I'm very relevant to this thread because I own and shoot three battle rifles and three assault rifles every single week. I switch the guns up every day, shooting a different one for each weekday and the same one both weekend days, if I feel like doing some extra shooting I might overlap, but not miss practice for the scheduled firearm for that day. I'm right up OP's line of question, so I'll tell you why and what I've learned.

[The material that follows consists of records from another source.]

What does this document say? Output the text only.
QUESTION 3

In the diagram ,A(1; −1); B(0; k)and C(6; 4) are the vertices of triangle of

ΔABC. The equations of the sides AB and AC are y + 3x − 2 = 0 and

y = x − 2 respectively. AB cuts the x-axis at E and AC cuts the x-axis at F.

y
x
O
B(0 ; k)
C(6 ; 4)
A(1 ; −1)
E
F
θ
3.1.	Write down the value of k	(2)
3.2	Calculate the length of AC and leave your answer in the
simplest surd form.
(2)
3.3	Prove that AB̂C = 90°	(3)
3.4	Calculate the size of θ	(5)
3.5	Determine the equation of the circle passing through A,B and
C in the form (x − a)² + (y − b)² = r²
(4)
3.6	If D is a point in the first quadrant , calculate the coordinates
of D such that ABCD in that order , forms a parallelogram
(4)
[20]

Part of it is owning a nice collection. I have the Cold War in my safe, I've got a bit of history and fun, owning nice things I enjoy. The fun part is hard to deny. Also historical, someone can come up to my property and get a runthrough of the weapons that made the Cold War (and today). Functionally, I get to train with the major common weapons on the modern battlefield, even if I'm never a super master with my AKM I'm familiar and stay sharp enough if I'm forced to use one I can with competency. I'm not the biggest fan of the AR-15, but I shoot my M-16 clone enough that I'm proficient. If I have to take an M-14 or M1a during an emergency that's not my own, I know exactly how to use it. Same thing with a FAL. My delayed roller blowback are my primary, I practice with them the most to stay at my best. In any case, this practice and ownership means in an emergency situation where I can't get my own guns, I can use whatever is available.

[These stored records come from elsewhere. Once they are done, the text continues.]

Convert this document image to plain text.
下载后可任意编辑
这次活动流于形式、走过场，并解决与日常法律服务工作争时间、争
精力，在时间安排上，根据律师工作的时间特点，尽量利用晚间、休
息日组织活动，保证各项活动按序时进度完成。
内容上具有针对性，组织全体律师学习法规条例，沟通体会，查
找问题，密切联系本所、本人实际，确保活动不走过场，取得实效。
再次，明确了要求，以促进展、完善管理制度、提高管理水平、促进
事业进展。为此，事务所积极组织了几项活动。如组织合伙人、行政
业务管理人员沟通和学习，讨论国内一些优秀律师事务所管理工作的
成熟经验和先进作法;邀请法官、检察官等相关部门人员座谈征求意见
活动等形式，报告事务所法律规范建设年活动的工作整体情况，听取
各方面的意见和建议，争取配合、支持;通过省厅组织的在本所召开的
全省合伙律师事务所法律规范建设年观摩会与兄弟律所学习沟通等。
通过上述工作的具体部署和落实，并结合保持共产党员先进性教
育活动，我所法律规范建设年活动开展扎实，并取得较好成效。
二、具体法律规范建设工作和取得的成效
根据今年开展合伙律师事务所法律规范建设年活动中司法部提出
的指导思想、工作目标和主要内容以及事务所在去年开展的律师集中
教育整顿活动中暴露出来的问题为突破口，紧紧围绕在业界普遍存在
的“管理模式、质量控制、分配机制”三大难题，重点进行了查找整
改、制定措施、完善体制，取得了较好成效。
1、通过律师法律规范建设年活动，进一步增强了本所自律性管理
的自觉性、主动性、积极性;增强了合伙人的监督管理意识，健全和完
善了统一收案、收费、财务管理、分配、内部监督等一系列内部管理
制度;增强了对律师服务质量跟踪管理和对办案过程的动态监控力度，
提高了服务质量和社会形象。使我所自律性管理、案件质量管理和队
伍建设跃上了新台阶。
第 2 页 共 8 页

As far as militia goes, I agree one should own several of the same gun, so my diverse collection isn't as good for that. Certainly I could arm my very good friends during a crisis, with no interchangable parts, but I do have the number of high end guns to do it. Keeping a diverse collection is hurting your militia possibilities, but keeping a diverse collection is keeping in good faith that you aren't up to anything. Which an old fashioned honorable man like me still believes in. Owning 20 of any particular combat rifle will get you on a list for certain and will raise suspicion.
The downsides? I may shoot my G3 and C93 two days in a row, but the rest are switched up day to day for the schedule. This leads to major shakeups in your shooting, different cheek welds, different sights, different trigger pull. You get trigger confusion, you might get into the habit of using the wrong cheek weld because of the gun you shot yesterday or the gun you are best with. Its a major challenge onto itself. Trying to stay proficient with many guns makes it hard to stay great with fewer guns or one gun. The other part is ammunition and money, you end up spreading a lot of rounds over a lot of guns which means less practice with each. The struggle is real. The arguments against it are valid and have merit.
Having a collection and enjoying shooting doesnt' mean you can't train and get good at it. Certainly there are issues of time and resource spread, which I agree with. I may even change my current shooting schedule back to my main rifles and an extra. But there are benefits as well, you learn to become a good general shooter, you learn to be good enough with weapons you may be forced to use. Plus, a collection that doesnt' get shot much and is taken care of will last prehaps hundreds of years, buy it now shoot it whenever. Its never a bad buy unless you are broke and can't afford it. Otherwise it can sit for a decade before you can afford and choose to shoot it.